5517. Ramig, R.E.. 1989. personal communication. Columbia Basin Agr. Research Center, Pendleton, OR 97801.
About 70% of precipitation is stored in the soil from Sept. 1-Mar. 1 at Pendleton, OR, and from Sept. 1-Apr. 1 at Moro, OR. This would be for the first winter after harvest in a crop-fallow system. The following summer, on fallow ground, from Mar. 1-Nov. 1, all precipitation that occurs is lost plus 20% of the stored moisture, in the <14" rainfall zone on deep soils. For the PNW as a whole, fallow storage efficiency is about 50%. It is about 25% in Nebraska, and 15% in North Dakota. In north central OR, under standing stubble, there is 70% storage in an 8' profile in the first winter. Precipitation averages about 16.5" per year. Over the second winter, about 50% of the moisture is stored under the planted wheat crop. Ramig recommends a double fallow for set-aside ground on Ritzville soils. He points out the need for a winter legume that can grow between 35-50 degrees F, provide cover, and fix nitrogen. In the transition zone, water storage values for those soils as listed in the Soil Survey are higher than the actual field values determined.

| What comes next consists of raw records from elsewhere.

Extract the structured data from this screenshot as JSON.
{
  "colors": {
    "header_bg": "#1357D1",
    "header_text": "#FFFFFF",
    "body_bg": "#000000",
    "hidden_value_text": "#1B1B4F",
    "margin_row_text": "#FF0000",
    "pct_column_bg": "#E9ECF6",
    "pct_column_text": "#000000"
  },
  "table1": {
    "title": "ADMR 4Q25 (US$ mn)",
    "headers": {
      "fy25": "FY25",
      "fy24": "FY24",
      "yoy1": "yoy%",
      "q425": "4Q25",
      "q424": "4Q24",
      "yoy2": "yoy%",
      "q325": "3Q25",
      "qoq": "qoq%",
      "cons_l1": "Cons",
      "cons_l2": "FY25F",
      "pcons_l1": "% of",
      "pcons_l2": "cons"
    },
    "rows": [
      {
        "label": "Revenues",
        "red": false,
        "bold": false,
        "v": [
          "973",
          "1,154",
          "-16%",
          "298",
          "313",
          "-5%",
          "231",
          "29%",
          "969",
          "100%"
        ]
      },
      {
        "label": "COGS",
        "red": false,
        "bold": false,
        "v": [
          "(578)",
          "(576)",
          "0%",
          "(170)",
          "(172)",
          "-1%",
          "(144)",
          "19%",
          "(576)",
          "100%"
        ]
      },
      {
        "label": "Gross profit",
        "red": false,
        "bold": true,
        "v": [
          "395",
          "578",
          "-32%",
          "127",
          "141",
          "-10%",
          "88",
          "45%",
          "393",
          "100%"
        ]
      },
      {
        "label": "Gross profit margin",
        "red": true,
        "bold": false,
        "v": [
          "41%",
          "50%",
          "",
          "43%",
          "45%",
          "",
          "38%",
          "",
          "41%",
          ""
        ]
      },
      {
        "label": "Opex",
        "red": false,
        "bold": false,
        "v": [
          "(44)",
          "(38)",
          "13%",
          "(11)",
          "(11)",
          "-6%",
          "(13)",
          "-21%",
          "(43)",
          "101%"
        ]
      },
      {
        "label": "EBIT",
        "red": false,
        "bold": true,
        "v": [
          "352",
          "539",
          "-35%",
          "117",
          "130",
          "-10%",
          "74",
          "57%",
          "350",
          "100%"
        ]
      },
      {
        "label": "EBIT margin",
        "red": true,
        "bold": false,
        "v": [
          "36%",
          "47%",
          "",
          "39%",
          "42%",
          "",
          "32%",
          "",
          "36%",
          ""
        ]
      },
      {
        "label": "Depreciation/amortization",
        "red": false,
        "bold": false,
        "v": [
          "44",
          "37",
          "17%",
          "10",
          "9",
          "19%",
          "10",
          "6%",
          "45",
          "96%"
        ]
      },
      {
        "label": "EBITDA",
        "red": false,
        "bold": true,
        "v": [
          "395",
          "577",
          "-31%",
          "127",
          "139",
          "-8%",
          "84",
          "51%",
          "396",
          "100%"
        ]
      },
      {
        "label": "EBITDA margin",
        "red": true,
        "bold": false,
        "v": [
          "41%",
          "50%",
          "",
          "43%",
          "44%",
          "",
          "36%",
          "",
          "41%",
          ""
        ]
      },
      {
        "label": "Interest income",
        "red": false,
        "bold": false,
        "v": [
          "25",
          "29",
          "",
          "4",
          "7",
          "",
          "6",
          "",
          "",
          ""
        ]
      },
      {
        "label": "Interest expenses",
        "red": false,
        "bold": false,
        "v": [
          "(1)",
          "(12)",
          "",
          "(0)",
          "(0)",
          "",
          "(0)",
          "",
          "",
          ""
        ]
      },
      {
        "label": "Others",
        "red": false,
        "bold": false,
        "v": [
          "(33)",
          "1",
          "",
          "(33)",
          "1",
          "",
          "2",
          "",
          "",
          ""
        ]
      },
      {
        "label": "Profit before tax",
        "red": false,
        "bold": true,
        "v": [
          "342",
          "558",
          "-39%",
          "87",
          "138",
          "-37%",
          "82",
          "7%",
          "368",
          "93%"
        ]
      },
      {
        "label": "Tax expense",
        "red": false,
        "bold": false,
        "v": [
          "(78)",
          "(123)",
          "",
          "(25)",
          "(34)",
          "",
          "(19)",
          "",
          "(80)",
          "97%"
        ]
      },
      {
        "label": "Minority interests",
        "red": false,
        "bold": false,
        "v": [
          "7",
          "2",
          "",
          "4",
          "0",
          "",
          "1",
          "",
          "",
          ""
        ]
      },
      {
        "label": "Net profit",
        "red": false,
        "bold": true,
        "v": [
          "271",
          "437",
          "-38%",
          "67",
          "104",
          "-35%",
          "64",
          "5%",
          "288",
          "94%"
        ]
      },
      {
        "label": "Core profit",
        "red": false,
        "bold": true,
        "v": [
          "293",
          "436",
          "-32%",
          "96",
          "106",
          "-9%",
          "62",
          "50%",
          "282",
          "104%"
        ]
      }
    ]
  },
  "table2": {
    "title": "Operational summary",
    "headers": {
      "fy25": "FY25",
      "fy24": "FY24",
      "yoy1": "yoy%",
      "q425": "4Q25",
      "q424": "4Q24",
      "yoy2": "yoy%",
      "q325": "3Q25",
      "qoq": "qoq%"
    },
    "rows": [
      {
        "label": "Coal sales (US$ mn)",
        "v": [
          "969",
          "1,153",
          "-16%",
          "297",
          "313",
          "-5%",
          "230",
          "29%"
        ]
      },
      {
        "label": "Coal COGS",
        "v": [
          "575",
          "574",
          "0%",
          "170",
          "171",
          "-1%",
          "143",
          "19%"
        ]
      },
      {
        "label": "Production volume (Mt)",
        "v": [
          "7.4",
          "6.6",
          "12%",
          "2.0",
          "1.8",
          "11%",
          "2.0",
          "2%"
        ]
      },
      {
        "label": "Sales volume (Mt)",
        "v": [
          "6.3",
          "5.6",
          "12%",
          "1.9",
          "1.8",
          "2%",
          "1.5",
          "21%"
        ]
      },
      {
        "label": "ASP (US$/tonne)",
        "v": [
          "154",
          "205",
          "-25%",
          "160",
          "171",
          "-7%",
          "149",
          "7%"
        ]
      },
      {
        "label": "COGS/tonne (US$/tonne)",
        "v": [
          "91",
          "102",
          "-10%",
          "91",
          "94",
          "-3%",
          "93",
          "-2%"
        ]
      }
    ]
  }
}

9386. Harris, F.S. and A.F. Bracken. 1917. Soil moisture studies under irrigation.. Utah Agr. Expt. Sta. Bulletin No. 159, Logan, UT..
Summary 1. This bulletin contains results of several thousand moisture determinations of cropped and uncropped soil during a number of years under irrigation. 2. Important literature bearing on the subject is reviewed. 3. A great similarity was found in the content and distribution of moisture in soil producing potaoes and sugar beets. 4. The efficiency of water decreased with the amount applied. On beets and potatoes, 1 inch weekly showed a higher increase in moisture to a depth of 10 feet in proportion to the amount applied than either 2.5, 5, or 7.5 inches weekly. It also gave a higher yield of the crops. 5. The initial per cent of moisture in the soil affected the distribution of the water applied by irrigation. 6. Furrow irrigation was more effective in conserving moisture than an earth mulch. 7. The lateral movement of moisture in the soil after an irrigation was slow, particularly in the upper feet. 8. A straw mulch was more effective in conserving moisture than an earth mulch. 9. On soil to which irrigation water was applied, cultivaton was more effective in conserving moisture than pulling the weeds, but where the soil was not irrigated, the soil retained as much water where the weeds were pulled as where the land was cultivated. 10. The crop was able to reduce the moisture to a depth of 10 feet. 11. The difference in the moisture of the cropped and the uncropped soil was decreased with an increase in the amount of irrigation. 12. Manure had very litte effect on the distribution of moisture in the soil. 13. The application of more irrigation water than is actually needed by the crop is a wasteful practice. 14. The farmer should study the moisture requirement of his soil and then try so supply those requirements as efficiently as possible.